With the off-ice distraction now behind them, there is renewed optimism in the air as Coyotes fans can finally focus on the season ahead.

"I have not heard so much casual discussion, amongst people who have sort of drifted away from hockey, they're already buzzing. I don't hear that "Oh God we're gonna get killed, the power-play is going to suck again," Reaux said.

"I hear the players' names mentioned, their stats, their strengths and weaknesses being mentioned. People are really getting behind this new Coyotes era, so to speak. The fans have so much confidence in [general manager] Don Maloney building us a winner."

'Phoenix still has a lot to learn'

Reaux, who moved to Arizona from Lancaster, Calif., in 2005, said that as a hockey city Phoenix still has a lot to learn.

"Phoenix is a bandwagon city, because people have a choice in sports. If you have a choice, what do you want? You want a winner. Six years of careless and incompetent ownership has produced a mediocre, at best, hockey team," she said. "You're going to need to have a draw for people to come first and we haven't had that yet."

Reaux said that a draw might be the hiring of Dave Tippett, who will replace Wayne Gretzky as the head coach in Phoenix, a move that has the backing of the Coyotes faithful.

"Dave Tippett was the most fantastic thing to happen in years.
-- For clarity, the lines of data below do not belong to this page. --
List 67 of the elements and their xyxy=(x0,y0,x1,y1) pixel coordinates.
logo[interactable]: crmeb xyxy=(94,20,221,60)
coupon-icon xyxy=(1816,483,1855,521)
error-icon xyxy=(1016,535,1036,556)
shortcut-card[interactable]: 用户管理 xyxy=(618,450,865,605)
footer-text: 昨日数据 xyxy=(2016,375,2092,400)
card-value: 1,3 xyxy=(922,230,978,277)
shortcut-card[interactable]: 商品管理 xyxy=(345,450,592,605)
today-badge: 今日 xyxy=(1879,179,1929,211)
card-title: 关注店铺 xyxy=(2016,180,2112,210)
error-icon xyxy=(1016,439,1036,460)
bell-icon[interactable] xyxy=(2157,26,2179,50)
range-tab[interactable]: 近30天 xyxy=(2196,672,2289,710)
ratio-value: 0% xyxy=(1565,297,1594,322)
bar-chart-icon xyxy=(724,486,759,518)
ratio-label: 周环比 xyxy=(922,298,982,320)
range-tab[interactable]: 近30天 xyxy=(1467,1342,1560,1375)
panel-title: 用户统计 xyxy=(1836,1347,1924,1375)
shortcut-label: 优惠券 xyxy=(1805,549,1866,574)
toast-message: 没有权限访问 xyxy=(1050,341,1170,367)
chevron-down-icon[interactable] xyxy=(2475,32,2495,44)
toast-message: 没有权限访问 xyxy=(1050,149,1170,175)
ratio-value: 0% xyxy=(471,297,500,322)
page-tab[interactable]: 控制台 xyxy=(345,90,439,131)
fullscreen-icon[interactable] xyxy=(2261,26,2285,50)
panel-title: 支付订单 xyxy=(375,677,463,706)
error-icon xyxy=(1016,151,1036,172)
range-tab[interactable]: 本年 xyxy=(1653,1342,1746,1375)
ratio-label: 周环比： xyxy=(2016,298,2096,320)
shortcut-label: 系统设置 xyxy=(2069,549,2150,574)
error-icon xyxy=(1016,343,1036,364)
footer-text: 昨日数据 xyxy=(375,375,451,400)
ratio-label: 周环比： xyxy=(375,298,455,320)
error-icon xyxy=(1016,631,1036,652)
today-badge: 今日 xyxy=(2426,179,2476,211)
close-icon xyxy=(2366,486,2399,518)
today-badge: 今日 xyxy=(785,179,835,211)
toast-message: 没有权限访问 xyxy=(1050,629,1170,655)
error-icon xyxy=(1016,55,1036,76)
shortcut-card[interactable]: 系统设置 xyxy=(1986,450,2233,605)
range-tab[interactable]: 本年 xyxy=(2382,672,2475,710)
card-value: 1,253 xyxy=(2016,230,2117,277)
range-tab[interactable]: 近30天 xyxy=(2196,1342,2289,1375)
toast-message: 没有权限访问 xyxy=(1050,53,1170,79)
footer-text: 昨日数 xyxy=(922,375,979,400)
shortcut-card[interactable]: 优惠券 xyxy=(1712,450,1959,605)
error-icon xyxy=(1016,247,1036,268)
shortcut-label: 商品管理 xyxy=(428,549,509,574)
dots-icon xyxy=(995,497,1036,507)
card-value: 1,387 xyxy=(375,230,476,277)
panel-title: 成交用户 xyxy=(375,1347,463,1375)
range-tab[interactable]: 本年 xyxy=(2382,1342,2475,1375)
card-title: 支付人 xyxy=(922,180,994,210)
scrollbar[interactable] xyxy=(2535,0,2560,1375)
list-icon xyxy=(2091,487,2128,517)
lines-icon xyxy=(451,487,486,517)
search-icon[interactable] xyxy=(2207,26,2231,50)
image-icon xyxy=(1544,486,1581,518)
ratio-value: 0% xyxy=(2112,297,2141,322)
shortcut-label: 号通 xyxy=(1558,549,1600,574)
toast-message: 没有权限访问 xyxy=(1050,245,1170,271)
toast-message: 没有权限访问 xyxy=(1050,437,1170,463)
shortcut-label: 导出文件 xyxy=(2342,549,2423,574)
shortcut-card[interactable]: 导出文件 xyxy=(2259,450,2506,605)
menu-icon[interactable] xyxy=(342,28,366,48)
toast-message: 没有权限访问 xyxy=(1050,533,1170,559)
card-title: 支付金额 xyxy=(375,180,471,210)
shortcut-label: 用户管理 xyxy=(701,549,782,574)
We need an experienced hand on the helm, at this point because we are at a do or die situation, but I do think that Dave has more ability to pull this off then Gretzky did."

As for Gretzky, Reaux said she was proud to have the 'Great One' as a Coyotes coach, but thinks his leaving is for the best.

"I'm sorry to see him go and I hope to see him in a prominent role in the NHL, because he deserves it, but I'm glad he's not the Coyotes' coach anymore," she said. "Unfortunately the situation just did not work out."

Reaux, whose first grandchild is on the way, said she expects the Coyotes to remain in Phoenix for at least the next five years, but if they move she may too.

"I am at a point in my life where I can go anywhere and I may have to go somewhere else to get my hockey fix. I may pull up the stakes and maybe the Predators or maybe the Stars will be my team."